Back to the original question - I'm with TT. But there are some who insist they do ok with latex paint. I have my doubts. Sealer paint may work better. A cheap source is a local paint center's mismixed storage.

There are other ways to seal a log - parrafin wax works good but you have to heat it to melt it and be very careful to keep it away from open flame because it is very flamable. Bees wax is probably the best sealer there is but it also has to be heated and I can only imagine the price.


----------



## TexasTimbers (Oct 17, 2006)

clod,

PM your snail mail I can't say no to you. :icon_rolleyes:


On the price guys, I am still kicking it around. I am not going to try and make a killing, I look at it as more of service to my wood customers. I do want to clear overhead, taxes, and have a few nickels to rub together after all said and done but since it won't be my main business I just want it to contribute to the overall cause. 

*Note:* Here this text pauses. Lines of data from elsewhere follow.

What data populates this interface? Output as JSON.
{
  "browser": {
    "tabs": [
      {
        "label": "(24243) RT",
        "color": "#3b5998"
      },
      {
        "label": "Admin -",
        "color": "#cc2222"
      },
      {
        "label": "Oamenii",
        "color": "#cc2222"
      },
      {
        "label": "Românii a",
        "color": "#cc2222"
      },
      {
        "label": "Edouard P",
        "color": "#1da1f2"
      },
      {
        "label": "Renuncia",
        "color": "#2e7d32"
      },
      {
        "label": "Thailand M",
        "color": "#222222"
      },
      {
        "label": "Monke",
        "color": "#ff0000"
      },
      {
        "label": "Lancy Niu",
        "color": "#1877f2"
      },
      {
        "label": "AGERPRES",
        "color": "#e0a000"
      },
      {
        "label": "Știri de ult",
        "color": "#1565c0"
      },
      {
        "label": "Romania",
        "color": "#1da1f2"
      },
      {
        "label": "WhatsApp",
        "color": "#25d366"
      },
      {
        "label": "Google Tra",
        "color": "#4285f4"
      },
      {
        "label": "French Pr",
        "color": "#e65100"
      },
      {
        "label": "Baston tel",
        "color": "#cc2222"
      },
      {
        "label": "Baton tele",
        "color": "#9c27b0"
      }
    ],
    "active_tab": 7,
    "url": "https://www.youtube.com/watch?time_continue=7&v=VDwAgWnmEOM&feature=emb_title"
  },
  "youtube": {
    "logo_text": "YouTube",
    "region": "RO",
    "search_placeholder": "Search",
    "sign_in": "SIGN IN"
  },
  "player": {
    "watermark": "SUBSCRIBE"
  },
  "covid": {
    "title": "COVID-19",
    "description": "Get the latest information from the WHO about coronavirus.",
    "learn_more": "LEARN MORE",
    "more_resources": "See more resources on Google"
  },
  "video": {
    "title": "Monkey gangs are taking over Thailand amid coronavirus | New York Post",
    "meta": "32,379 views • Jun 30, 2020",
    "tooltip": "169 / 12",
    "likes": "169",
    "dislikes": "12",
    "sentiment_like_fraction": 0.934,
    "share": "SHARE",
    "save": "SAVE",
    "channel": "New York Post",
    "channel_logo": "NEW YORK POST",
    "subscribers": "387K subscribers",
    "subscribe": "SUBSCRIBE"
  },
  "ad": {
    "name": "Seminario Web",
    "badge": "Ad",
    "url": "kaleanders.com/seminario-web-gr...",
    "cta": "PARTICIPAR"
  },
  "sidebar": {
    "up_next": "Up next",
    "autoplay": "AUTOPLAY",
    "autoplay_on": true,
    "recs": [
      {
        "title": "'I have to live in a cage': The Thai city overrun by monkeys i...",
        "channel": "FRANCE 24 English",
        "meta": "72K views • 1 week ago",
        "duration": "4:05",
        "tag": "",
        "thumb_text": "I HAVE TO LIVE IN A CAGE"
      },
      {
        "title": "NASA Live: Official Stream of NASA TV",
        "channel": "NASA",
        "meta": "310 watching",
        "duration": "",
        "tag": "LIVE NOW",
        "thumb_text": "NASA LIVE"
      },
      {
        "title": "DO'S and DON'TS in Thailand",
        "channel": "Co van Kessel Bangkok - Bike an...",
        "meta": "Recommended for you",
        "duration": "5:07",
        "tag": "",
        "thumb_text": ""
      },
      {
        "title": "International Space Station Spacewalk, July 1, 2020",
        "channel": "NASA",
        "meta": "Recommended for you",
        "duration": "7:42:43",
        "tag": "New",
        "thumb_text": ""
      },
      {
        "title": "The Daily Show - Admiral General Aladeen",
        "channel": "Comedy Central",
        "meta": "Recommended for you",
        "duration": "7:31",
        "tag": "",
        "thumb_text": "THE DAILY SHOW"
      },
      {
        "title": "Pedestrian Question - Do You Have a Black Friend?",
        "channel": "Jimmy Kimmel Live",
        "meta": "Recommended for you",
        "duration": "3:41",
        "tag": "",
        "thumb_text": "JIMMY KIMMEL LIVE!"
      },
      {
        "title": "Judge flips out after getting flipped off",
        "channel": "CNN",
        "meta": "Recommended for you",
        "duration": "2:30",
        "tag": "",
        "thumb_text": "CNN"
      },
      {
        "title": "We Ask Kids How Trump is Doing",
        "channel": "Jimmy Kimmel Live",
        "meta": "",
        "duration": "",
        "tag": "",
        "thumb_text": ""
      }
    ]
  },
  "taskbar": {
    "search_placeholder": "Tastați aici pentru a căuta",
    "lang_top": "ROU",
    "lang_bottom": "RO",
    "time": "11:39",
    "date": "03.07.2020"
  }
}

So the answer is I dunno yet.


----------



## TexasTimbers (Oct 17, 2006)

Did everyone get their sample? I may have missed someone. Ron I know I owe you another canister will get it off tomorrow. 

Dirtclod haven't heard from you if you want a sample PM your shipping address.


----------



## drcollins804 (Jan 11, 2008)

Received and Thank's. Will let you know how it does in the local humidity of the Ohio River Valley. Had just bought a gallon of Anchorseal so will be able to do a good compare also.
Thanks again David


----------



## RHarkins (Mar 6, 2009)

*shipments recieved*

Thanks again, I received both boxes. I haven,t ordered the Anchor Seal yet but will do so as soon as I get home. I am in Denver Colorado dealing with a family crisis and am sitting twiddling my thumbs waiting out a blizzard thats in Northeastern Colorado that's preventing me from doing what I came here to do. Oh well..... I guess Mother Nature has ultimate control right now. I have a 60 to 70 foot tall cherry tree that uprooted & went down behind my house in Michigan, so in the next couple weeks I intend to cut it into 5 to 8 foot sections. I will test your product & Anchor Seal on it. Will let you know the results. Thanks Again.


----------



## JDavis21835 (Mar 2, 2009)

RHarkins, address to said house in Grand Rapids. Ill take care of that pesky cherry tree for you, free of charge of course.


----------



## RHarkins (Mar 6, 2009)

*'Pesky' cherry tree*

This cherry tree has a unique story behind it.
It was behind my house in amongst lots of tall oak trees, but was on city property. I was drooling over this tree & was looking for an excuse to justify asking the city if I could take it down. In addition, I had an old very rotton shed nearby that I was going to tear down & build a bigger one. One afternoon during a nasty windstorm, the wind uprooted the cherry tree & it smashed the back half of the shed right to the ground. The shed must have cushened the tree because it didn't split or break at all. My insurance covered the replacement cost of the shed & of course the city was glad to let me clean up the tree! So not only did I get the tree, I got a good chunk of change to put toward my new shed. I measured the tree at over 70' tall & about 30" at the base. I''ve cut the top half up into logs & it's solid so far. The rest, I'm going to cut into logs in the next week or so. I guess this is what you would call a 'windfall".....


----------